A Feb. 5 note on the site prepared by Bruce Dale, professor of chemical engineering at the university, said the net energy analysis is "simple and has great intuitive appeal," with net energy defined as ethanol's heating value minus the fossil energy inputs required to produce the ethanol.

But "it is also dead wrong and dangerously misleading."

Tadeusz Patzek, professor of civil & environmental engineering at the University of California at Berkeley, said in a report last year that the "energy cost of producing and refining carbon fuels in real time, e.g., corn and ethanol, is high relative to that of fossil fuels deposited and concentrated over geological time."

"We do not value energy per se, but rather the services or 'qualities' that the energy provides," argued Dale.

"We need to carefully choose our metric of comparison," he said.

One gallon of ethanol contains 84,000 BTUs, which is about 2/3 that of gasoline, according to Neil Koehler, chief executive of Pacific Ethanol Inc.

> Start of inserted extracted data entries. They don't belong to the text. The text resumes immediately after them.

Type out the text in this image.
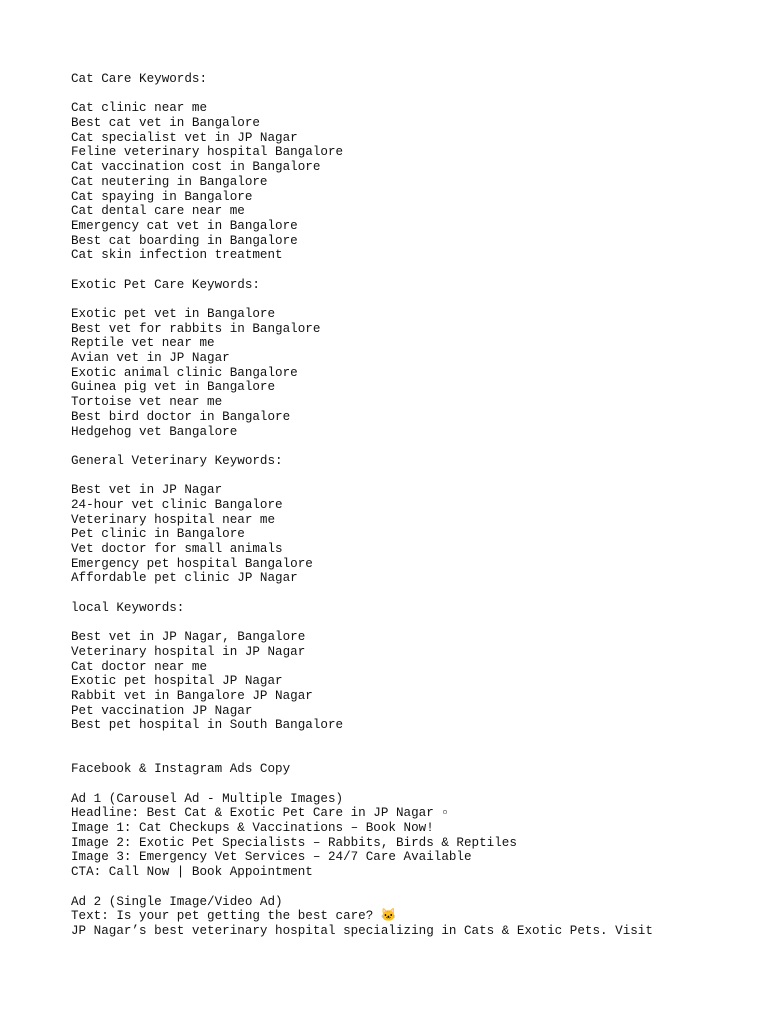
Cat Care Keywords:
Cat clinic near me
Best cat vet in Bangalore
Cat specialist vet in JP Nagar
Feline veterinary hospital Bangalore
Cat vaccination cost in Bangalore
Cat neutering in Bangalore
Cat spaying in Bangalore
Cat dental care near me
Emergency cat vet in Bangalore
Best cat boarding in Bangalore
Cat skin infection treatment
Exotic Pet Care Keywords:
Exotic pet vet in Bangalore
Best vet for rabbits in Bangalore
Reptile vet near me
Avian vet in JP Nagar
Exotic animal clinic Bangalore
Guinea pig vet in Bangalore
Tortoise vet near me
Best bird doctor in Bangalore
Hedgehog vet Bangalore
General Veterinary Keywords:
Best vet in JP Nagar
24-hour vet clinic Bangalore
Veterinary hospital near me
Pet clinic in Bangalore
Vet doctor for small animals
Emergency pet hospital Bangalore
Affordable pet clinic JP Nagar
local Keywords:
Best vet in JP Nagar, Bangalore
Veterinary hospital in JP Nagar
Cat doctor near me
Exotic pet hospital JP Nagar
Rabbit vet in Bangalore JP Nagar
Pet vaccination JP Nagar
Best pet hospital in South Bangalore
Facebook & Instagram Ads Copy
Ad 1 (Carousel Ad - Multiple Images)
Headline: Best Cat & Exotic Pet Care in JP Nagar ▫
Image 1: Cat Checkups & Vaccinations – Book Now!
Image 2: Exotic Pet Specialists – Rabbits, Birds & Reptiles
Image 3: Emergency Vet Services – 24/7 Care Available
CTA: Call Now | Book Appointment
Ad 2 (Single Image/Video Ad)
Text: Is your pet getting the best care? 🐱
JP Nagar’s best veterinary hospital specializing in Cats & Exotic Pets. Visit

"Since ethanol burns more completely (and cleanly) than gasoline, this lower energy density can be completely offset by increased efficiency," he said.

It's eating at corn

But ethanol's impact on the corn market has been "dramatic," said DTN's Newsom.

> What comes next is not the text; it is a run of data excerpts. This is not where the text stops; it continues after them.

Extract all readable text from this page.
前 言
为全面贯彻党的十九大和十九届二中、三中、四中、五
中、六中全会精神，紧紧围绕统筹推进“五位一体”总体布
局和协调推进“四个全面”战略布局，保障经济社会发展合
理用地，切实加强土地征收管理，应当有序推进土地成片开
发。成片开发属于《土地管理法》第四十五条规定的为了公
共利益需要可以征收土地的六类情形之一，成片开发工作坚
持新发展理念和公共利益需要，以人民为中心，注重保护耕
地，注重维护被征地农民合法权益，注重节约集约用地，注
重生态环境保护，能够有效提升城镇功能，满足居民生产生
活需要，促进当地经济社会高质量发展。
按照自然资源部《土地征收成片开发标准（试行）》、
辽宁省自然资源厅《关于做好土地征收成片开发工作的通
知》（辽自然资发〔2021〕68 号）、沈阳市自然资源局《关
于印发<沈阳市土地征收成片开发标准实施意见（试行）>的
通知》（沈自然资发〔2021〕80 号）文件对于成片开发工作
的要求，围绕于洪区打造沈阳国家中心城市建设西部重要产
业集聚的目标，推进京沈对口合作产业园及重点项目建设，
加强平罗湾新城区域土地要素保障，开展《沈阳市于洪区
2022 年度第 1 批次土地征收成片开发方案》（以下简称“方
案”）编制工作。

"If ethanol demand increases to projected levels, corn supplies will be incredibly low at the end of the 2006-2007 marketing year in August 2007," he said.

The U.S. produced an estimated 4.9 billion gallons of ethanol last year and used more than 5.5 billion, according to the Renewable Fuel Association's Hartwig. Ethanol is blended in more than 46% of the nation's gasoline, he said.

"It would seem that the corn market is poised for a long-term rally in price," said Newsom. He predicts that the high of $5.54 a bushel from 1996 seems like a "reasonable price target."

Meanwhile, limitation in the corn market itself should be considered.

"Corn-based ethanol will be of limited supply," said Charles Perry, chairman of energy-consulting firm Perry Management. The U.S has a limited amount of productive land so we "can spare only a limited amount of our corn crop for ethanol."

At the same time, this corn use for ethanol has been "hampering feeding, with some talk in the livestock industry of herd reduction due to higher feed costs," said Newsom.

"Our food prices will go through the roof -- $4-$5 corn makes for very expensive beef, pork and chicken," said Bernie Feshbach, president of investment firm Feshbach & Sons.

Also, "the use of corn makes ethanol a regional (Midwest) issue as the U.S. lacks the infrastructure to move the product around to meet demand," said Newsom.


But the logistics involved with ethanol production could be irrelevant.

"More attention needs to be paid to the personal economics of ethanol since many consumers are more concerned with cost, than with how a fuel is derived," said Geoff Sundstrom, a spokesman for motorist group AAA.

The industry will get a chance to discuss all of these things soon. The Renewable Fuels Association's 12th annual National Ethanol Conference is next week from Feb. 19-21 in Tucson, Ariz.

The group's Web site says registration for the conference is closed because it's reached its capacity. Interested parties are being placed on a waiting list.